Anybody who has been looking forward to Lame Post Friday (I was) is about to be disappointed. You see, I’m working Saturday, thus depriving Friday of all meaning. This week, Friday is dead to me.

However, the following post is not, I think, without lame qualities. It is one of my silly pseudo cooking posts, but I have tried to add a bit of Mohawk Valley flavor. Kind of sort of.

I had pledged to make a “snacky thing” to share with Steven on his dinner break, to celebrate our anniversary. I decided to make roll ups.

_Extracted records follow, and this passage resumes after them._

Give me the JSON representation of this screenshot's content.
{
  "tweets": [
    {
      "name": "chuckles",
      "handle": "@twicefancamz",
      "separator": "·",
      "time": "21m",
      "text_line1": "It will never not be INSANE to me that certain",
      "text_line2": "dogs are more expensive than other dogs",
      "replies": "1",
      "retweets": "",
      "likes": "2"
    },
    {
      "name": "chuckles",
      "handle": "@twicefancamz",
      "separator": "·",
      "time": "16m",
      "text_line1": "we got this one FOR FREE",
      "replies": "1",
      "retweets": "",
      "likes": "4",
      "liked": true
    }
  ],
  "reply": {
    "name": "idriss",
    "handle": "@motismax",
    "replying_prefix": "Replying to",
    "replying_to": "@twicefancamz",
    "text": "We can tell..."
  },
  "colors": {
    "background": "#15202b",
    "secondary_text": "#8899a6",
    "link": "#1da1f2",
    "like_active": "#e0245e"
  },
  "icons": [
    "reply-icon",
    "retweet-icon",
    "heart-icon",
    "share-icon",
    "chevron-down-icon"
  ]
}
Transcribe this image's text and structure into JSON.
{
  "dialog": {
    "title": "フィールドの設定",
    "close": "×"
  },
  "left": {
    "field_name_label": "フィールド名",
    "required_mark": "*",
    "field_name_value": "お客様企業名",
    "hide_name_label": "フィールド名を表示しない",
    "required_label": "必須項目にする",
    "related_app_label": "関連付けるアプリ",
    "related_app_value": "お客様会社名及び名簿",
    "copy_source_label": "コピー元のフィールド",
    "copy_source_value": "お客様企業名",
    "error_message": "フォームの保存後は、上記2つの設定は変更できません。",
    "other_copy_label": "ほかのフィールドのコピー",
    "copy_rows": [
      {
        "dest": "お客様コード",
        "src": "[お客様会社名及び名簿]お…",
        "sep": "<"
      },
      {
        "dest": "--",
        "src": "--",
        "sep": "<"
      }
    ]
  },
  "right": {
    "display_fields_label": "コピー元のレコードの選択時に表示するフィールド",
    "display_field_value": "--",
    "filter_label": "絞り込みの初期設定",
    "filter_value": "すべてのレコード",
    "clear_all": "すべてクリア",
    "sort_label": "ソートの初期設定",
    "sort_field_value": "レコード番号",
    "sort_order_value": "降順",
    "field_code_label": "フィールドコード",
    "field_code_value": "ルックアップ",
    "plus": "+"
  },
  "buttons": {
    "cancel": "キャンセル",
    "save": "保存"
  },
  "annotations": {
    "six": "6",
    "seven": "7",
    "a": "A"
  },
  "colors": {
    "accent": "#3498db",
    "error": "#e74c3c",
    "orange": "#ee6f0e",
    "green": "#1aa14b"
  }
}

I started by spreading Garlic and Herb Spread on flat bread. I had purchased the spread, made by Adirondack Cheese Company of Barneveld, at Tripple’s Produce in Schuyler (see, Mohawk Valley). Then I put roast beef and black forest turkey ham (some people find turkey ham a contradiction in terms, but I really don’t mind it) on it, which I dotted with more spread to be like glue. I topped that wtih slices of Sorrento Provalone Cheese. Sorrento Cheese, I recently discovered, is made in Buffalo, NY. Not quite the Mohawk Valley, but still in the state. Then I rolled it up, wrapped it in tin foil and put it in the refrigerator to chill.

I made a second one with the same meat and cheese, but I had used up the last of the cheese spread. Instead, I used guacamole, made by me in my own personal Mohawk Valley kitchen. I also chilled some black olives, to be our vegetable.

I set out a couple of champagne flutes and put a bottle of seltzer with lime in an ice bucket. I figured at least it was bubbly, and it actually tasted pretty good.

When Steven got home, I sliced the roll ups. He had gotten out early for his break, so I did not have time to tastefully arrange them on a fancy plate. We ate them off the cutting board, toasted each other with the seltzer, and enjoyed Steven’s break. After 21 years, it wasn’t bad.

We intend to have a real dinner out one night soon, taking advantage of one of the great Mohawk Valley restaurants. That’ll be a post for another day.

2 responses »

  1. I make a chipped beef ball for my easy but loved “go to” snack and my son always asks me to make two for the holidays. You start with one bar of cream cheese, a container of Philadelphia Cream Cheese spread with garlic and chives, you put both in microwave for a short amount of time to “soften.” Mix together. Set aside and chop up two packs of Budding chipped roast beef. Take one finely chopped pile and mix in to cream cheese, then lay a piece of saran or plastic wrap down, spread the rest of chipped beef over it. Plop a rounded shape of the combination into center of the plastic. I use the plastic to gather and roll it and make into a ball, wrap and put in fridge to solidify. Enjoy! Smiles, Robin

    • That sounds yummy. I never do anything with chipped beef, although a cousin of mine used to make an awesome dip with sour cream, mayonnaise, dill… and I don’t quite remember if there were other ingredients besides the chipped beef. She usually put it in a dark bread bowl. I’ll have to ask her why she stopped making it. And I’ll probably try yours soon. Thanks!